Would it be possible to zip up and send me the build directory, or whatever edalize creates?

infphyny commented 1 year ago

Yes I will put on github and give link. Written in vhdl. Will try to run with only one bram on de10 nano board to see if it work.

Ravenslofty commented 1 year ago

I'm not asking for the source, I'm asking for the build directory.

infphyny commented 1 year ago

Great, it works on de10 nano when using one one bram. I don't use edalize, only plain makefile for now.

Ravenslofty commented 1 year ago

Well, I'm looking for the .json file generated by Yosys, the .qsf file and the nextpnr-mistral command line

infphyny commented 1 year ago

Ok will give you link for those files

infphyny commented 1 year ago

issue.zip Tell me if something is missing

infphyny commented 1 year ago

Here is the complete project, just in case. issue.zip

Ravenslofty commented 1 year ago

I found and fixed the issue last night, and then promptly spent the day sleeping.

Anyway, the issue should be fixed, and it compiles on my end with latest nextpnr.

infphyny commented 1 year ago

Thank you, my example work now.
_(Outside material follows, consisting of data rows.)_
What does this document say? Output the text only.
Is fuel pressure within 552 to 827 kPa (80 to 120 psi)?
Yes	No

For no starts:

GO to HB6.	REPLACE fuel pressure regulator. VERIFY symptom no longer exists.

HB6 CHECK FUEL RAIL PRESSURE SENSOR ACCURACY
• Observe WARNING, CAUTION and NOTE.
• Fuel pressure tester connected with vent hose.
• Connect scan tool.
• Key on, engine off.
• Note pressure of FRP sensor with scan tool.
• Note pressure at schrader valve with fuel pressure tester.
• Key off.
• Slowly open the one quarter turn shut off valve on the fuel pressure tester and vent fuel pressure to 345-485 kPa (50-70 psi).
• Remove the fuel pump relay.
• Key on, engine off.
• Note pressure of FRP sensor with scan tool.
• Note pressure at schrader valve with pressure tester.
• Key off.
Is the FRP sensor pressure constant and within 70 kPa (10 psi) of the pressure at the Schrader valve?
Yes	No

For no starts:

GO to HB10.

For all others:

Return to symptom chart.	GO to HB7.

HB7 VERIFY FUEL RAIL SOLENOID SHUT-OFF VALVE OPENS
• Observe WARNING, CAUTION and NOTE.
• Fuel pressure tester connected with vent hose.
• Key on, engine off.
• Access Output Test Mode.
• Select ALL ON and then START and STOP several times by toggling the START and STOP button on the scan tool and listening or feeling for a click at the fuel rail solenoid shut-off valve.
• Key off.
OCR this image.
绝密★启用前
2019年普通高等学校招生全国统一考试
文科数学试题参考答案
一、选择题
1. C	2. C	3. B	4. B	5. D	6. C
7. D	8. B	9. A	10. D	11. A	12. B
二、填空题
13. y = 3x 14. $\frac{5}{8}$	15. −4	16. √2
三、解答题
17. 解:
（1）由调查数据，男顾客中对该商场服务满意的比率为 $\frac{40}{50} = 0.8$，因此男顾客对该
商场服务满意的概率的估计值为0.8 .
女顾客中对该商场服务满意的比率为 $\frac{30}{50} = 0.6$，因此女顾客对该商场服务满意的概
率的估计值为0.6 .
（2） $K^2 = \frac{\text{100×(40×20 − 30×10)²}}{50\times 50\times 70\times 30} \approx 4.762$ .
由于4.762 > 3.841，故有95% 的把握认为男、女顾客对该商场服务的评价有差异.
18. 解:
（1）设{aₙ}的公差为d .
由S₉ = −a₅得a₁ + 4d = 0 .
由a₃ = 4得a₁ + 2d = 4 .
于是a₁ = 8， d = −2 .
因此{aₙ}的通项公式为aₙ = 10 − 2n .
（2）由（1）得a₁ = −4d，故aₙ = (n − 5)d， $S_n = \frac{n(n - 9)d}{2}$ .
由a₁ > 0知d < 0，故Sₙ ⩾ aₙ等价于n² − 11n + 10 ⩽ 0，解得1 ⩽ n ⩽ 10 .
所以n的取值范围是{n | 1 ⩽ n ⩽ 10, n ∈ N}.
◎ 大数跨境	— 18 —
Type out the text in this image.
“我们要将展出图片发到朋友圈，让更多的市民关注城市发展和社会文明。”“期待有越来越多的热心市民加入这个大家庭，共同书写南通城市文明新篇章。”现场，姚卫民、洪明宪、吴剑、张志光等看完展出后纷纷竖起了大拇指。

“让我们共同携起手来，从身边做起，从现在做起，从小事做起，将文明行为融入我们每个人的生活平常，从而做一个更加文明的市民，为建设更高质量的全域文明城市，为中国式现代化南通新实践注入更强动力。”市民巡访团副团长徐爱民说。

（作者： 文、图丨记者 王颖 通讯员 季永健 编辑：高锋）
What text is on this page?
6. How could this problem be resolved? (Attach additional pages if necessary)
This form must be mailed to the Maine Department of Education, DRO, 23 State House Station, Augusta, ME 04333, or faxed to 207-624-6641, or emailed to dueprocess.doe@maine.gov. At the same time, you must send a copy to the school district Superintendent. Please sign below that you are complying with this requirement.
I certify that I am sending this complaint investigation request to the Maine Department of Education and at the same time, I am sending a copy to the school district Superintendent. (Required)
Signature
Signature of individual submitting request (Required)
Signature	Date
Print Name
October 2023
I just have to learn how to use a pll with mistral to have a corescore.

Ravenslofty commented 1 year ago

Unfortunately PLLs aren't plumbed into nextpnr, since the vendor primitive is an utter mess and I have the irrational hope I can do better than it...

olofk commented 1 year ago

Ok, so if PLLs aren't supported, then I think it's fine to use the clock input directly. Might be a bit tougher for the router, depending on the input frequency though.

@infphyny, it is probably easiest to use an UART as the emitter, like on the icestick target. (Frankly, that is probably how we should do it for all targets eventually.)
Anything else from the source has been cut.